Mrs. Jean-Claude Bonnet et Robert Gourdiole ont publié un article dans le bulletin de la SAHHCH sur la découverte d’une meule romaine dans le ruisseau de Rigaussel au dessus du Mas Dissol. Photo (a gauche) et texte (ci-dessous) extraits de l’article. Aujourd’hui dans la collection privée d’un habitant de Frangouille.
« C’est en 2001 que Jean-Claude Bonnet a découvert dans le ruisseau de Rigaussel, en amont du Mas Dissol, cette meule de 60cm de diamètre en grès fin. L’article suppose que cette meule provient d’un moulin oléicole. En 1985, Luc Déjean avait trouvé, dans ce même ruisseau, un bloc d’assises de jumelles, pièce caractéristique d’un pressoir antique. Ces pressoirs sont fréquents dans les hauts cantons et on doit sans doute les mettre en relation avec les exploitations minières antiques qui ont débuté au premier siècle avant notre ère ». La meule du Mas Dissol est dite « à sang », tractée par une mule. Elle a pu servir aussi, outre l’usage oléicole au pressurage vinicole ou des minéraux métallifères.

Un autre article de M. Gourdiole signale la découverte de vestiges romains (entre le mas de l’église et le mas de Frangouille) dans son inventaire non publié de 1991, notamment des amphores. Très près du Mas Dissol, en dessous de Frangouille, une importante quantité de tessons d’amphores italiques de type Dressel-1 qui servait à transporter du vin ainsi qu’une monnaie de bronze, appelé As de Nîmes ou Dupondius de Nîmes, datable des premières années de notre ère, y ont été trouvées. Il existait donc un établissement gallo-romain sur le territoire de Frangouille

Lors de la restauration d’un ancien bâtiment situé dans le vieux frangouille, il a été retrouvé, dans un mur, cet objet, qui pourrait être la base d’une amphore en terre cuite.

La maison des Arts de Bédarieux possède des tessons gallo-romains qui pourraient revenir prochainement dans le dépôt de la SAHHCH à Villemagne-l’Argentière, dont les pièces conservées font l’objet d’expositions et d’études permanentes.
Les romains en Occitanie: C’est entre 125 et 118 av. JC. que les Romains s’emparent du sud de la Gaule et fondent leur première colonie à Narbonne, idéalement placée au bord de la Méditerranée, au carrefour des voies reliant l’Italie à l’Espagne et à l’Atlantique, via Toulouse. Pendant des siècles, la « première fille de Rome » va prospérer grâce à sa position de plaque tournante du commerce des produits régionaux et méditerranéens, notamment le vin mais aussi les métaux.
Une présence wisigoths à Frangouille ?

M. Etienne Dumont (SAHHCH) signale que les deux culots anthropomorphes (attribution de caractéristiques du comportement ou de la morphologie humaine à d’autres entités comme des dieux, des animaux, des objets, des phénomènes, des idées et voire à des êtres d’un autre monde le cas échéant) portant le larmier, au départ de l’arc du portail de l’église de Frangouille, sont des remplois, datant probablement d’un premier édifice wisigoth.

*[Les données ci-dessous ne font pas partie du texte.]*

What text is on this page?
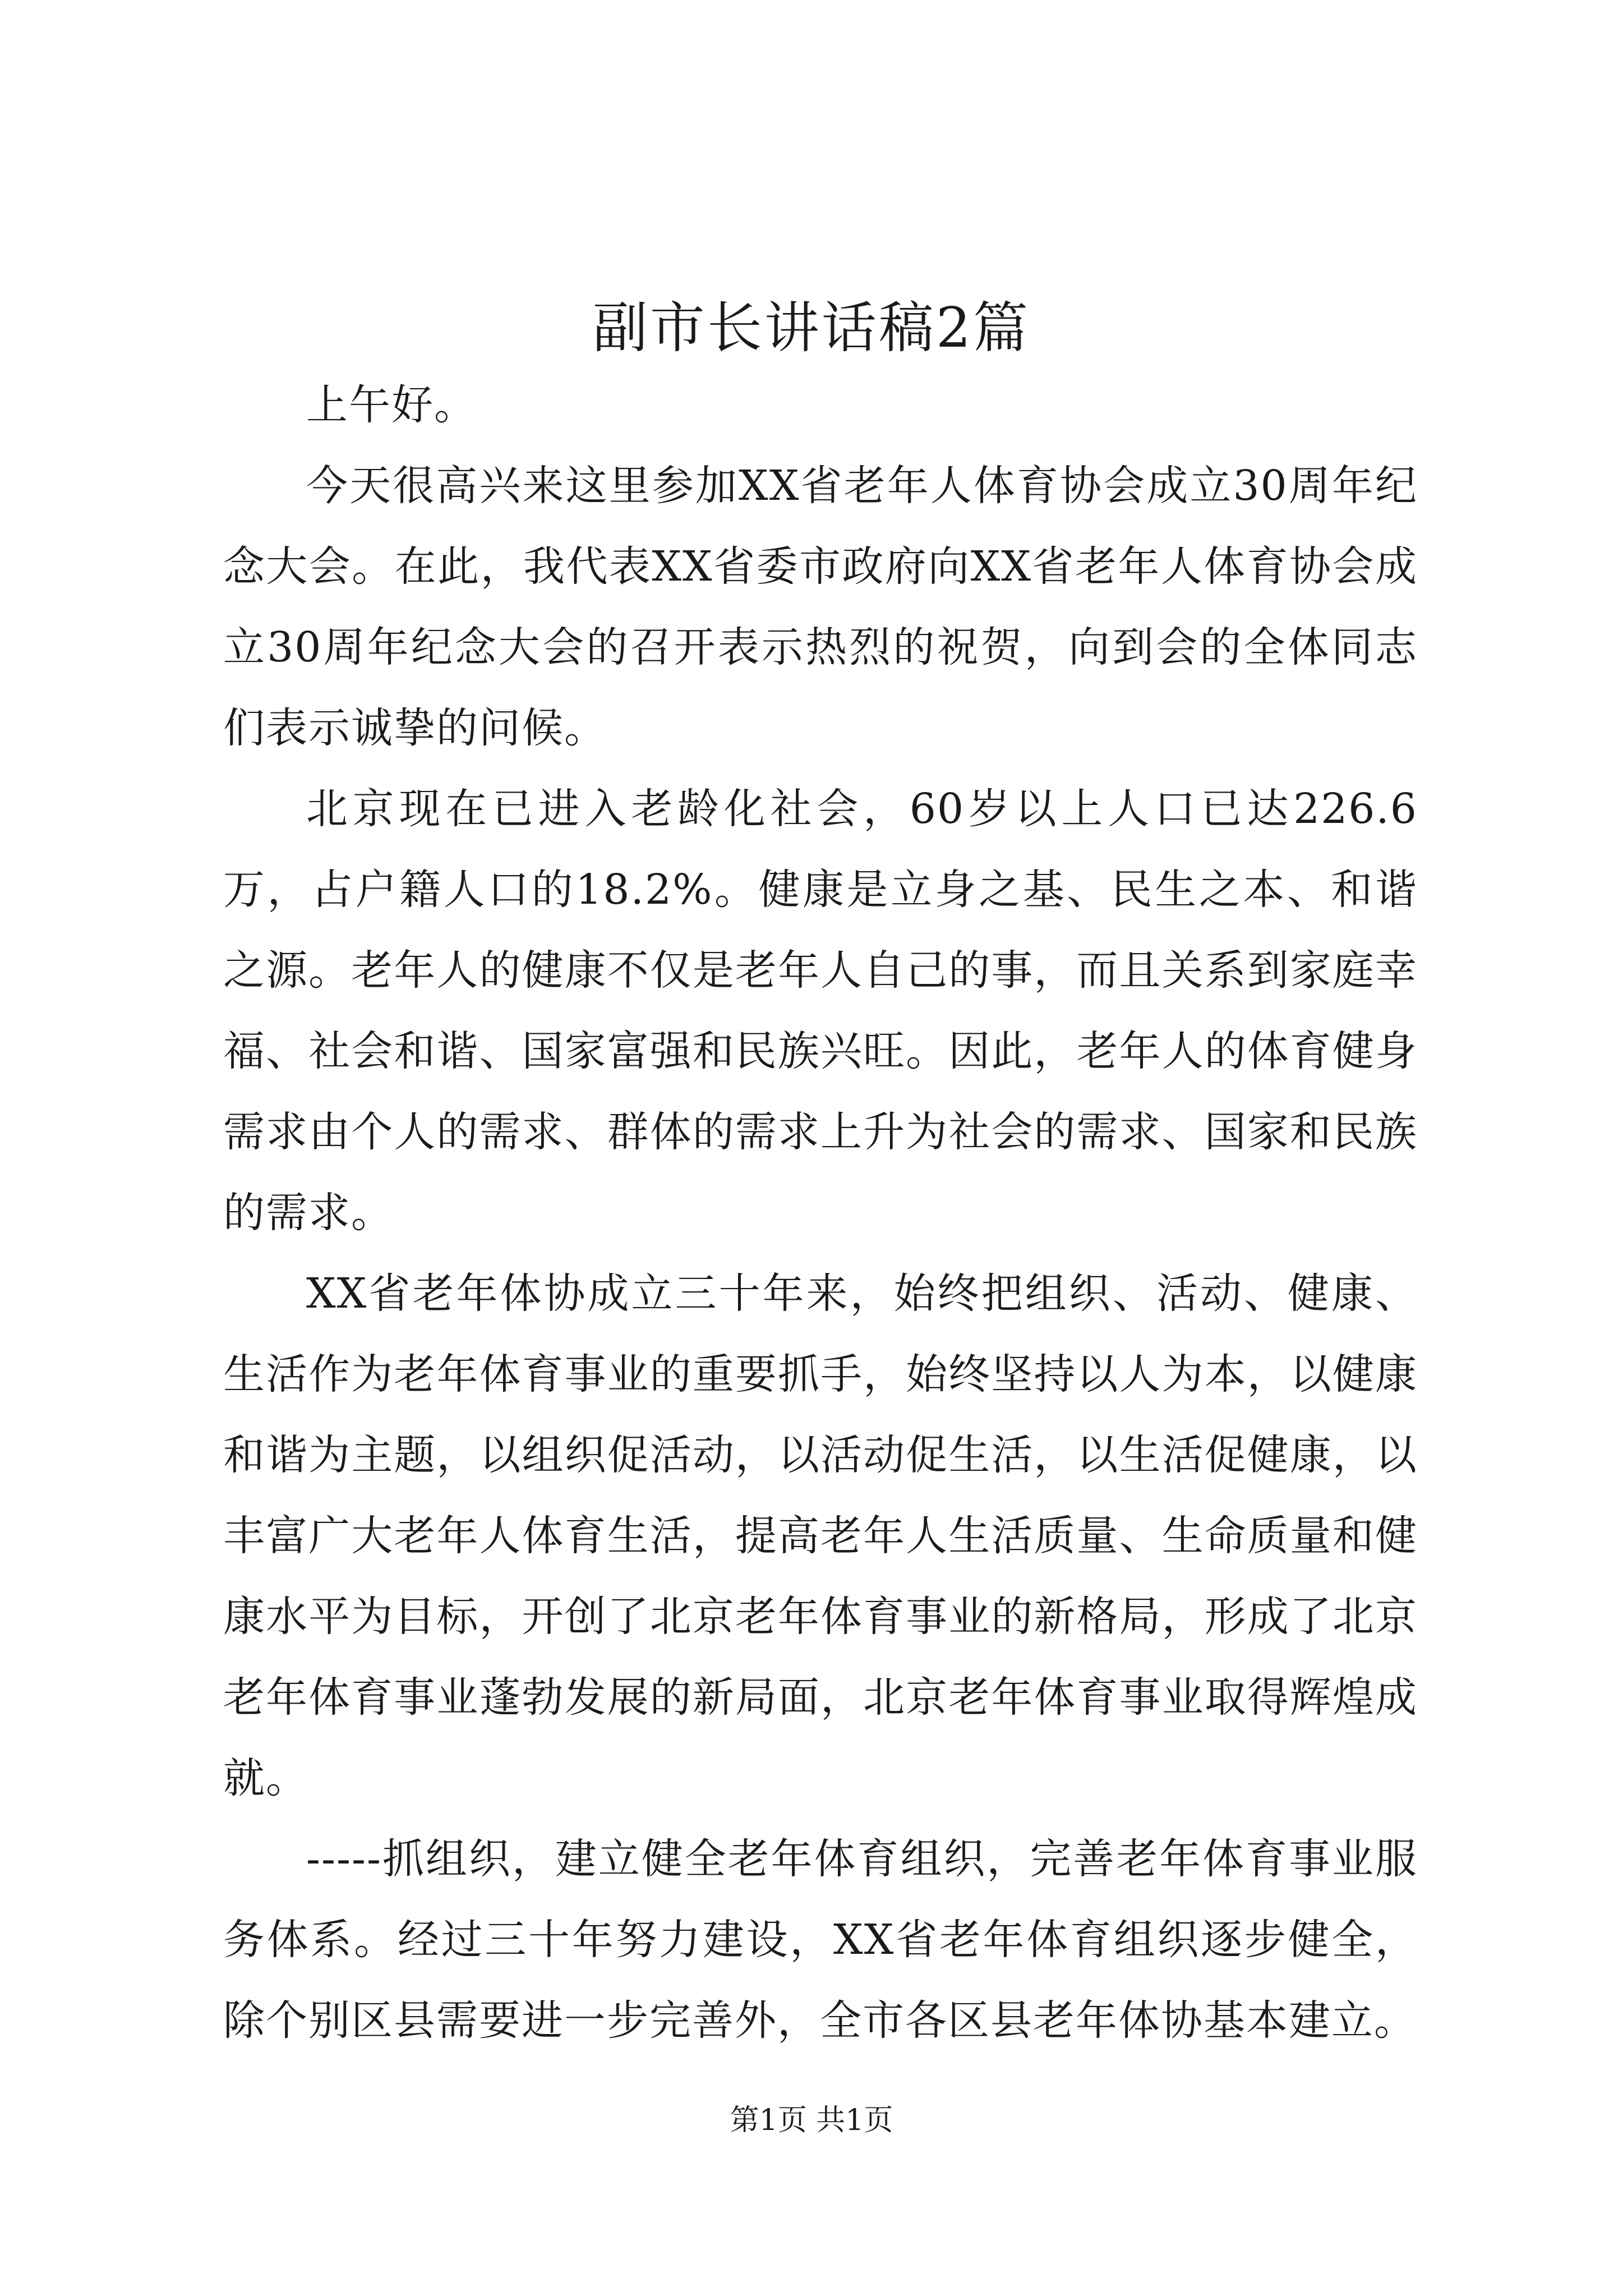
副市长讲话稿2篇

上午好。

今天很高兴来这里参加XX省老年人体育协会成立30周年纪念大会。在此，我代表XX省委市政府向XX省老年人体育协会成立30周年纪念大会的召开表示热烈的祝贺，向到会的全体同志们表示诚挚的问候。

北京现在已进入老龄化社会，60岁以上人口已达226.6万，占户籍人口的18.2%。健康是立身之基、民生之本、和谐之源。老年人的健康不仅是老年人自己的事，而且关系到家庭幸福、社会和谐、国家富强和民族兴旺。因此，老年人的体育健身需求由个人的需求、群体的需求上升为社会的需求、国家和民族的需求。

XX省老年体协成立三十年来，始终把组织、活动、健康、生活作为老年体育事业的重要抓手，始终坚持以人为本，以健康和谐为主题，以组织促活动，以活动促生活，以生活促健康，以丰富广大老年人体育生活，提高老年人生活质量、生命质量和健康水平为目标，开创了北京老年体育事业的新格局，形成了北京老年体育事业蓬勃发展的新局面，北京老年体育事业取得辉煌成就。

-----抓组织，建立健全老年体育组织，完善老年体育事业服务体系。经过三十年努力建设，XX省老年体育组织逐步健全，除个别区县需要进一步完善外，全市各区县老年体协基本建立。

第1页 共1页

Les Wisigoths en Occitanie: Pendant près d’un siècle, de 418 à 507 de notre ère, les Wisigoths occupent le sud-ouest de l’actuelle France, avec l’accord explicite des empereurs romains, incapables de défendre ce vaste territoire qui s’étend de Poitiers à Narbonne et de Bordeaux à Clermont-Ferrand puis atteindra la Provence et l’Espagne. Venus d’Orient, les Wisigoths, guidés par de remarquables rois (Théodoric Ier, Théodoric II, Euric), tout en imitant les institutions romaines ou en les conservant, vont introduire dans cette France méridionale une civilisation dont les singularités religieuses, politiques et sociales, comme le rayonnement de Toulouse, contribuent au premier « âge d’or » de l’Occitanie. Les wisigoths sont restés en biterrois de 418 à 759, cohabitant avec les sarrazins entre 719 et 759 avant l’annexion de Pépin-le-Bref au royaume de France.